最近twitterで聞こえてくる15×24の感想などを見ていたらどこでどう繋がったのか、ネットワークフォックスハンティングが読みたいなあと思ったので図書館から取り寄せることにした。
捨ててないと思うんだけどどこいったんやー。
この本が出版されたのは96年の4月であとがきに書かれた日付から察するにこの物語が書かれたのは1995年ごろです。なので利用されるネットワークが「パソコン通信」だったり「超高速の通信カード」が32kbpsだったりするんですがまあそれは時代の雰囲気ということで。

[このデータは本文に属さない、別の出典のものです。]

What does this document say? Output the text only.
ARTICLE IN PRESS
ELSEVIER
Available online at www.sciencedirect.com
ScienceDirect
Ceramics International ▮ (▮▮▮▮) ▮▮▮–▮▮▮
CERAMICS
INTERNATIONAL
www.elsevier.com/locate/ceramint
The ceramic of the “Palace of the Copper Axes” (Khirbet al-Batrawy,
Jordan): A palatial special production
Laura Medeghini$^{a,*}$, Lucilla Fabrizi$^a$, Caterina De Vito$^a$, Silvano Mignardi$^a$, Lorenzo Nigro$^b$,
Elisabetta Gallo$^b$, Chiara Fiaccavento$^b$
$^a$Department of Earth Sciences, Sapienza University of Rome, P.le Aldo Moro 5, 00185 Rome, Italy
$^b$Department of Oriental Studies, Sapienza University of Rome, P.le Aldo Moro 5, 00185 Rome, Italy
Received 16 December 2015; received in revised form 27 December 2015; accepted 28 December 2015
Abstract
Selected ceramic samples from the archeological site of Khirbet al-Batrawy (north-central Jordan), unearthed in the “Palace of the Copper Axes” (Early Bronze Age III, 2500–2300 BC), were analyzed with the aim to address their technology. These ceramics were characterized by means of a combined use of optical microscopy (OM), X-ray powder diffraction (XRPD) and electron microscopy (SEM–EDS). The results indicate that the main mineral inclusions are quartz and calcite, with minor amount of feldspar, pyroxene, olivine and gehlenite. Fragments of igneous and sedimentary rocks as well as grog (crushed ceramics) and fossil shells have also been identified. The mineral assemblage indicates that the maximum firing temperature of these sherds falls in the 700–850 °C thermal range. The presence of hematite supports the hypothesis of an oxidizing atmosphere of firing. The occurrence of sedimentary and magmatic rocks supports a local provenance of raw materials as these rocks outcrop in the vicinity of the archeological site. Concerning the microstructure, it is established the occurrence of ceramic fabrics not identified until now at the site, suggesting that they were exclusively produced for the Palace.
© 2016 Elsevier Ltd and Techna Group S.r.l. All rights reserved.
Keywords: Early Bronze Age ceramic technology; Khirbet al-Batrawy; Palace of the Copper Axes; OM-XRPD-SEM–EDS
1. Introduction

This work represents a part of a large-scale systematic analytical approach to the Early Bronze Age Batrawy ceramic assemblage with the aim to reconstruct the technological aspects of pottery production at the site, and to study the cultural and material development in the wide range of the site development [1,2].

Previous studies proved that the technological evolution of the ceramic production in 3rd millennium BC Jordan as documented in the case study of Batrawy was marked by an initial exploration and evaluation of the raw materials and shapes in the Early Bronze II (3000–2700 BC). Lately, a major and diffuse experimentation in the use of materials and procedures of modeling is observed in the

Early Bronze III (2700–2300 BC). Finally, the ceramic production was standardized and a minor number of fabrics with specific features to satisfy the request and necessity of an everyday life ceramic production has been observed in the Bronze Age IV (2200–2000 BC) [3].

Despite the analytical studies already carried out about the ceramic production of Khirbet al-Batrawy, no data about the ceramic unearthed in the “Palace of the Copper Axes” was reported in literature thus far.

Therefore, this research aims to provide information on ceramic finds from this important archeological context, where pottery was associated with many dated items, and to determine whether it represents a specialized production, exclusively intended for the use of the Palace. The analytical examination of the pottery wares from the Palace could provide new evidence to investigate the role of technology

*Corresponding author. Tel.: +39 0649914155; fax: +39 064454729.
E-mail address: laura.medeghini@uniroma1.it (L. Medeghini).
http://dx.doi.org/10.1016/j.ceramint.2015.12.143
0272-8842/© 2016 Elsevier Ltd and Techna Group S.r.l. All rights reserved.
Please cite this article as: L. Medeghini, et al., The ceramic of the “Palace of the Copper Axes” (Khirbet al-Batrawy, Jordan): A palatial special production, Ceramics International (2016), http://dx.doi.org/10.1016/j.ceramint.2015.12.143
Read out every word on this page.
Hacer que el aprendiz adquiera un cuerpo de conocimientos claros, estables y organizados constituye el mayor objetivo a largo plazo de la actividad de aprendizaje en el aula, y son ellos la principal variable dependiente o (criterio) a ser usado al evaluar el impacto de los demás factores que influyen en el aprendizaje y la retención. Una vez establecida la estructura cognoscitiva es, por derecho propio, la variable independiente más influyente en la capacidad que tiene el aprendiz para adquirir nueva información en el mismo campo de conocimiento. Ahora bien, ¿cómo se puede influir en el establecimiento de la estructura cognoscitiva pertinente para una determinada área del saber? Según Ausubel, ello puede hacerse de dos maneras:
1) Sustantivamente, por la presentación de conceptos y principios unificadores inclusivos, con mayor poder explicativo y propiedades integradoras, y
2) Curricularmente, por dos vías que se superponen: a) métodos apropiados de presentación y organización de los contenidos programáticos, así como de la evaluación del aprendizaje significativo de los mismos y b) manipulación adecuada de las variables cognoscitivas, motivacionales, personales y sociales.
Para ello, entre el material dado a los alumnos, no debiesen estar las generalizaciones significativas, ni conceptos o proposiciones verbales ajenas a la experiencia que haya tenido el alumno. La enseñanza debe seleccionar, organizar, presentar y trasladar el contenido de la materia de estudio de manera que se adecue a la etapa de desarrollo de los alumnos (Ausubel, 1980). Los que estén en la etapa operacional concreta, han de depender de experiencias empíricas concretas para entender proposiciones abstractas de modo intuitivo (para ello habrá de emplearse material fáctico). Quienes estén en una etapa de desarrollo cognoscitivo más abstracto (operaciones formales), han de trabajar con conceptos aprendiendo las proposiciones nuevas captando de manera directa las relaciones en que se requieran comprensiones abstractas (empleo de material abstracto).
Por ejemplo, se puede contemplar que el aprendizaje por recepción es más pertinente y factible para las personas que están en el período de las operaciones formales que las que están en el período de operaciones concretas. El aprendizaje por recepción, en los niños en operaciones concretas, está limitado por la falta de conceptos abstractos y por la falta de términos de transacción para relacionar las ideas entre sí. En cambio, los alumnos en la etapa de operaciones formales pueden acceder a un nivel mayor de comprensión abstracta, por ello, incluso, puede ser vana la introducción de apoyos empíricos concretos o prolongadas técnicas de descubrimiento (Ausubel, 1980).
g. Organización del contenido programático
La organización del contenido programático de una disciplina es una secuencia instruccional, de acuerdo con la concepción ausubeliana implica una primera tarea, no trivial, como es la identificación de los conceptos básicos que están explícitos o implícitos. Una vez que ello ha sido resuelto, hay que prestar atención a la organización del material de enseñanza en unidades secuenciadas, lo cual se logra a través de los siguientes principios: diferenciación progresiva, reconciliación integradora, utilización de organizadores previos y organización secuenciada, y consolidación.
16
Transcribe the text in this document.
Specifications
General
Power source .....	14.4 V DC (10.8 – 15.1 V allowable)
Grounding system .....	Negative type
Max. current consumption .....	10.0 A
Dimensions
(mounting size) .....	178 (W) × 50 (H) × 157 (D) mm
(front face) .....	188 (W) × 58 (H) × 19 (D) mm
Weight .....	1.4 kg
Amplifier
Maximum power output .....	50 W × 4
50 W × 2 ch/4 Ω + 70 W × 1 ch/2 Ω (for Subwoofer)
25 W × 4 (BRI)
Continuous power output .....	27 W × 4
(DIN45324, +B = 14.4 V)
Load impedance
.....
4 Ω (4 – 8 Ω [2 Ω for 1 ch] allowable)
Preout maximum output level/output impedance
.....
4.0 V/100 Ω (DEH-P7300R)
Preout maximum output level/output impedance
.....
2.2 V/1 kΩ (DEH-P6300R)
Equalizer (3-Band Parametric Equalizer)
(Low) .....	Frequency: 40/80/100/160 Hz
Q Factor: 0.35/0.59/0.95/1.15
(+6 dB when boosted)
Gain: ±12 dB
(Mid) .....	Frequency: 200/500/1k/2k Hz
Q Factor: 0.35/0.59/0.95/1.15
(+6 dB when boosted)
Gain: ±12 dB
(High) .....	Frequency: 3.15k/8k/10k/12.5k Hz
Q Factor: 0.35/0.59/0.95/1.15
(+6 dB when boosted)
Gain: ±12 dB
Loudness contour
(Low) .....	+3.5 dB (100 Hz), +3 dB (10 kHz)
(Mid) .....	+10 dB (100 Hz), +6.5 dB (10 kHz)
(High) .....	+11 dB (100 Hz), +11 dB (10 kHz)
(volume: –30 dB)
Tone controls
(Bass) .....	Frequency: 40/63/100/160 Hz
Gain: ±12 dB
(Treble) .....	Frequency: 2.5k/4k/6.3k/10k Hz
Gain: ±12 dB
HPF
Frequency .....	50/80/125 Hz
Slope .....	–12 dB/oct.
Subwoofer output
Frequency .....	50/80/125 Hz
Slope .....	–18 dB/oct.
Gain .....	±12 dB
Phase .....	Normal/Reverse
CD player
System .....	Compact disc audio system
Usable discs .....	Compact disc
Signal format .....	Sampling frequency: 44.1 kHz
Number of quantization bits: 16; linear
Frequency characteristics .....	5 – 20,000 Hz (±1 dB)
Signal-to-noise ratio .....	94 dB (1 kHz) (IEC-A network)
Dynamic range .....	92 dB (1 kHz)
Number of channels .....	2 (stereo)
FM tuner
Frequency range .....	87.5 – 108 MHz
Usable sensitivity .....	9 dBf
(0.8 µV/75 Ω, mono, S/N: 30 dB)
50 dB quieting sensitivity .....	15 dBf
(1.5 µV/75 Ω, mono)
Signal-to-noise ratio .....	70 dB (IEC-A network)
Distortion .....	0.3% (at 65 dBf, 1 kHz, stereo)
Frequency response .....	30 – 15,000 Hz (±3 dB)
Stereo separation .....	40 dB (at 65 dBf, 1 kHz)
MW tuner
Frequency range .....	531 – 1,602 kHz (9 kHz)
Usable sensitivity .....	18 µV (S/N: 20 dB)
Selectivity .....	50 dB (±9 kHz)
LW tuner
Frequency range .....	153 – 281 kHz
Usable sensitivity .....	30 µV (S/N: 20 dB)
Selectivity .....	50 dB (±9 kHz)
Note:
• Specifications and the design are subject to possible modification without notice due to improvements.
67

舞台となるのはT市、100階建ての商業施設と住居施設と駅とが一体化している、ひとつの街機能を有する超高層ビル「フロンティア360」1。ネットワークフォックスハンティングというのはこの小説内のルールに従うと「パソコン通信を利用し、鬼である狐はヒントを出し、ハンターは居場所を推理する」ゲームです。2
このたびの狐狩りの報酬は「オフ会参加権、集合場所はフロンティア360入り口前」。
一度フロンティア360内部を見学してみたいわたるはフロンティア360へ急いでやってきた。
そして午後1時45分、T市にM8の直下型の地震が発生する。T市はあっという間に廃墟も同然となり街機能は麻痺し、フロンティア360は崩壊こそしなかったものの阿鼻叫喚の舞台となる。
単身こっそり住居施設を見学中だったわたるは地震によりがれきに足を挟まれ身動きが出来なくなる。
わたるは病気により声帯をなくしており声が出せない。持っていたパソコンとPHSで、パソコン通信を通じて助けをもとめる。
物語はわたるのみに重点を置かれて書かれるのではなくフロンティア360の内外、「うちの家内を助けてくれ! せめてお腹の子を助けてくれ!」という人や「人々を救うためにこの惨状を伝えなければならない」とビデオカメラで撮影して送ったマスコミ関係者や消防士や警備員や設計者やフロンティア360に関わる人々も描かれます。
災害なので誰も傷つかないなんていうのはありえません。死者も当然ながら出ます。
パニックになってエレベーターや階段に殺到したり、生命の危機に立たされたり、崩れ落ちた街を見て呆然とする人々の描写もあります。
しかしメインはそこじゃなくて「助けたい」の一言に尽きる物語です。
ここで何が起こってどう動いてどう着地するのか覚えていても足の裏がぞわぞわするすんげえええ話です。